Mon Sep 22, 2025, 11:28 AM
Monday

More money, more reasonable hours, more shift coverage, more respect.

exboyfil

(18,299 posts)
4. The schedule is brutal for my daughter
Mon Sep 22, 2025, 11:46 AM
Monday

Sometimes they have to do 12 hour shifts overnight and then training. The schedule is irregular (2 days on, 1 day off, 1 day on or 3 days on etc). The 3 pm to 3 am shift is the worst. She has to go out to her car at 3 am in the morning in a rough part of town.

CrispyQ

(40,265 posts)
8. I don't know how people work schedules like that.
Mon Sep 22, 2025, 02:43 PM
Monday

Unless it's written out a couple of weeks in advanced, how do you plan your life with that crazy schedule? How do you schedule things like child care, appointments, etc? Corporate America mostly sucks.

exboyfil

(18,299 posts)
3. Daughter worked mental health for four years in an Iowa hospital
Mon Sep 22, 2025, 11:44 AM
Monday

She was assaulted several times including a serious punch to the chest (fortunately not the face).

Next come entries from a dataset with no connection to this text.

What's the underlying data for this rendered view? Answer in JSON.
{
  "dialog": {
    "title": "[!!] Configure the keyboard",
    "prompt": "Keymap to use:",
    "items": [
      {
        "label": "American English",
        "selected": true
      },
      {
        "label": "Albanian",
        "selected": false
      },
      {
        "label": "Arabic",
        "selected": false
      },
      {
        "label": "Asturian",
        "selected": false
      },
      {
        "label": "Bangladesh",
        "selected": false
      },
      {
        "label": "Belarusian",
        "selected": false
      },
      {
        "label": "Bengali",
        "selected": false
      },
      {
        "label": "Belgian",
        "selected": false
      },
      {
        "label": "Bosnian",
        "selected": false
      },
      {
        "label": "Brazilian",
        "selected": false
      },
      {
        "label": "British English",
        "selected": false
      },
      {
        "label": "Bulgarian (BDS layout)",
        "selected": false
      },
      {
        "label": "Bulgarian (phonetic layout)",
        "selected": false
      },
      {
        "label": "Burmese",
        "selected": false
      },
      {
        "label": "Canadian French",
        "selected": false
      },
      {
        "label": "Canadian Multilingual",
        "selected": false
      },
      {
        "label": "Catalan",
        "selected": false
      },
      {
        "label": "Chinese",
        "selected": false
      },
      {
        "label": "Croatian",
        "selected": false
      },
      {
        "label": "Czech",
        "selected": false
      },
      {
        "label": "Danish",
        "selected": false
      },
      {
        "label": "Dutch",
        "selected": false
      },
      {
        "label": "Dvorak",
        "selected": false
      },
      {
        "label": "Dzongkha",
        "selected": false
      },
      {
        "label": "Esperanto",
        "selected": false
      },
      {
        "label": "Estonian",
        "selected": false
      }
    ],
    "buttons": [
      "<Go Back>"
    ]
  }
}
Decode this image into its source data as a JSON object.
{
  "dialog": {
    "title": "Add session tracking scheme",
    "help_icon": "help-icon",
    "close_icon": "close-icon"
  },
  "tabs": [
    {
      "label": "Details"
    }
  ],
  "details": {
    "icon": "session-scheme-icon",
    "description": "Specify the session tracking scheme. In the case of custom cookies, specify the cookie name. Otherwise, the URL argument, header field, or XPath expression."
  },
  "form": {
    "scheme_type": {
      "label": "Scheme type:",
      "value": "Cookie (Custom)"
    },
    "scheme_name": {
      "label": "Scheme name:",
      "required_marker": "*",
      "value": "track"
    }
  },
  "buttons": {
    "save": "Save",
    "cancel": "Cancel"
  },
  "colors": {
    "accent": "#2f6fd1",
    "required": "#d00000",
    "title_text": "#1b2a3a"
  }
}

She did industrial nursing for three years but left that after the hospital lost the contract. Shop workers were frisky sometimes and verbally abusive but never physical.

She is now in the ER at the same hospital as before. I worry every day. At least in mental health the patients have been screened for weapons (not that they can't use items in the area).

CrispyQ

(40,265 posts)
9. During Covid, while my county had a mask mandate which lasted about 10 weeks,
Mon Sep 22, 2025, 02:57 PM
Monday

I was at the medical center quite a few times & three different nurses thanked me for being polite or kind as they escorted me back to the lobby. Never before had a nurse said that to me & I figured things had gotten really ugly & probably because of the masks.

Your daughter has my gratitude. I don't know how anyone goes into medicine that deals with patients.